Child, parent, and peer predictors of early-onset substance use: A multisite longitudinal study.
Kaplow, J. B., Curran, P. J., Dodge, K. A., & Conduct Problems Prevention Research Group. (2002). Child, parent, and peer predictors of early-onset substance use: A multisite longitudinal study. Journal of Abnormal Child Psychology, 30(3), 199-216.
Abstract: The purpose of this study was to identify kindergarten-age predictors of early-onset substance use from demographic, environmental, parenting, child psychological, behavioral, and social functioning domains. Data from a longitudinal study of 295 children were gathered using multiple-assessment methods and multiple informants in kindergarten and 1st grade.
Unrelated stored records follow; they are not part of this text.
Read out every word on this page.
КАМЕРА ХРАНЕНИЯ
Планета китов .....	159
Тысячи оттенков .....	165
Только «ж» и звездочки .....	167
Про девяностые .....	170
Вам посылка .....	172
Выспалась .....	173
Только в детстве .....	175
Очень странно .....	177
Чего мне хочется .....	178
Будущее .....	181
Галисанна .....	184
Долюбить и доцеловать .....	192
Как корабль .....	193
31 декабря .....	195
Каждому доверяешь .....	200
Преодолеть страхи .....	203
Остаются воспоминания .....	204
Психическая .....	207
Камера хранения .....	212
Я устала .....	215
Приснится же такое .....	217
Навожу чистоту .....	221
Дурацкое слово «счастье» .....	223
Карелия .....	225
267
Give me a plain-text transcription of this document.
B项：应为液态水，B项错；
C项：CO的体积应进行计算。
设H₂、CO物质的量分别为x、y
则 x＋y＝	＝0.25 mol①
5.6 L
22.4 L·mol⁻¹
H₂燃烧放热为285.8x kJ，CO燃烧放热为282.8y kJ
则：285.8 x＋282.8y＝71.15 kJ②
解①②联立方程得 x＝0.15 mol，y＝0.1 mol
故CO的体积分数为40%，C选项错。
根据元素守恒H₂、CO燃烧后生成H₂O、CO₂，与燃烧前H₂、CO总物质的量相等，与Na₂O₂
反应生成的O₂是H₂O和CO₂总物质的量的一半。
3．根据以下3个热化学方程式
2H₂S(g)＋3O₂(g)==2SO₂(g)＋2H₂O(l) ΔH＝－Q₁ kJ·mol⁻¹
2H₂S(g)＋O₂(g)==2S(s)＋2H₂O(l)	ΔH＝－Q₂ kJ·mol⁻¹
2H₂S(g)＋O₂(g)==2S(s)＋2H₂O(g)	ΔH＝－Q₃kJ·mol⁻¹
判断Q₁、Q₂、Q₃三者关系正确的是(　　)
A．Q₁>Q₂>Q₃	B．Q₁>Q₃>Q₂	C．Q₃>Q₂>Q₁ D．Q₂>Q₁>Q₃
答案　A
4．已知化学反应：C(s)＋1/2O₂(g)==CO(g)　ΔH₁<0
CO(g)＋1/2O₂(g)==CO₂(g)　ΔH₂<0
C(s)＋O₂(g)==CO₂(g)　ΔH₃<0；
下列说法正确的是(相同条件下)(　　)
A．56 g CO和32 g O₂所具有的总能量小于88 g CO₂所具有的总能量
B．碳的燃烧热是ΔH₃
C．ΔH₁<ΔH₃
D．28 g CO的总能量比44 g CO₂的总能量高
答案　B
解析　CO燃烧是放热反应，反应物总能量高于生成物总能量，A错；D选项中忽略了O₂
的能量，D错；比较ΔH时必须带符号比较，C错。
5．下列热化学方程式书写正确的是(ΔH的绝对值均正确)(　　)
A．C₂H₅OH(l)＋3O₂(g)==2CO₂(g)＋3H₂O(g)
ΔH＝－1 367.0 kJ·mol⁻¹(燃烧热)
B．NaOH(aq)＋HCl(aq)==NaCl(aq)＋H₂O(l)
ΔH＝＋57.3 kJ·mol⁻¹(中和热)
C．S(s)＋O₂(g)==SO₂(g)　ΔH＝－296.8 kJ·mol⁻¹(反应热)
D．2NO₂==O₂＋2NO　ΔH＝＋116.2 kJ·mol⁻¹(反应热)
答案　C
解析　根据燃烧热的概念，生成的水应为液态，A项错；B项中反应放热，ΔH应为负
Annual assessments at ages 10, 11, and 12 reflected that 21% of children reported having initiated substance use by age 12. Results from longitudinal logistic regression models indicated that risk factors at kindergarten include being male, having a parent who abused substances, lower levels of parental verbal reasoning, higher levels of overactivity, more thought problems, and more social problem solving skills deficits. Children with no risk factors had less than a 10% chance of initiating substance use by age 12, whereas children with 2 or more risk factors had greater than a 50% chance of initiating substance use. Implications for typology, etiology, and prevention are discussed.